Es un buen momento para pensar qué hacemos, y por qué lo hacemos. En todo este estropicio, al que nos estamos enfrentando, hemos creí do que meter a los más jóvenes en casa, cuando no van a clase, es parte incuestionable de la solución y para avalarlo nos repiten hasta la saciedad imágenes de las minorías irresponsables o de las violentas en aras de convencernos de que es la solución. Yo no sé lo que hay que hacer, ojalá tuviese certezas, pero lo que sí que sé es que no podemos seguir cerrando parques, eliminando extraescolares, reduciendo las actividades de los Punts Joves, limitando el acceso a los polideportivos y destruyendo así el poco ocio alternativo y saludable que ofrecíamos como sociedad a los más jóvenes. Ocio que tanto nos ha costado construir y que si antes era insuficiente ahora se ha convertido en especie en peligro de extinción.

A las familias nos quedan pocas alternativas, y a las que tienen pocos recursos, que son las más vulnerables, menos aún si cabe. A las administraciones públicas les toca reinventarse, ser creativas y aplicar medidas de reducción de riesgos. Pero les toca sobre todo ejercer la responsabilidad social que nos piden al resto de la ciudadanía. Y dada la nueva normalidad, las familias en muchos casos hemos tirado de la sedación como solución.

Hemos abierto el grifo a la vida virtual de nuestros hijos e hijas. Les hemos ampliado los horarios de exposición en redes y los dejamos jugar online como bálsamo relajante o sustituto de una buena tarde con colegas. Pero no funcionará, lo digo así en plan categórico porque, de esto, sé de lo que hablo. Solemos poner nombres a las nuevas tendencias y solemos hacerlo en inglés, no sé si para parecer más a la última, más sofisticados.
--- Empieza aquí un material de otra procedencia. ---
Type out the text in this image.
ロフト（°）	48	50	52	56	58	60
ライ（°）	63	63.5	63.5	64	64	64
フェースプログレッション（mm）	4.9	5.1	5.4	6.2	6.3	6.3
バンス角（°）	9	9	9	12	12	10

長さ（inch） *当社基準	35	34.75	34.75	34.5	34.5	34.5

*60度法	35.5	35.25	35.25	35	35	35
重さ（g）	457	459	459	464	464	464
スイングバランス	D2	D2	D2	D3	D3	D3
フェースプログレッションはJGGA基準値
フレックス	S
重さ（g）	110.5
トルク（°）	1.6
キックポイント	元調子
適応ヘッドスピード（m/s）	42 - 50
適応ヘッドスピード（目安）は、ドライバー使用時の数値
Desde hace más o menos un año oímos hablar de vamping. Se origina mezclando vampire (vampiro) y texting (teclear mensajes de texto), y hace referencia a las personas que utilizan aparatos multimedia por la noche. En el caso de los adolescentes mayoritariamente el móvil. Desde un campo tan serio como es la neurología, los expertos nos están avisando, hace aún más tiempo de que le pusiésemos nombre al fenómeno, de los efectos y consecuencias que este hábito tiene en nuestro organismo.

El más directo es la segregación tardía de melatonina y con ella, la reducción de horas de sueño y la disminución de la calidad de nuestro sueño. Y esto nos está afectando a todos, pero especialmente a nuestra adolescencia, y más aún a aquella que no «sufre» ninguna regulación y control por parte de sus familias. Las cuentas son claras, un adolescente debe dormir 9 horas por noche. Ese es el tiempo necesario que permite que funcionen de manera óptima, ya sea a nivel físico, mental, cognitivo y también social y familiar. Todo lo que baje de esas horas aumenta las posibilidades de convivir con un ser humano más parecido a una criatura salida de la noche de Halloween que a esas dulces criaturas a las que hemos criado, querido y acompañado desde su infancia.

Con todo lo dicho, solo queda actuar desde nuestras casas y no olvidéis que al fin y al cabo la adolescencia es un trámite por el que todos y todas hemos pasado.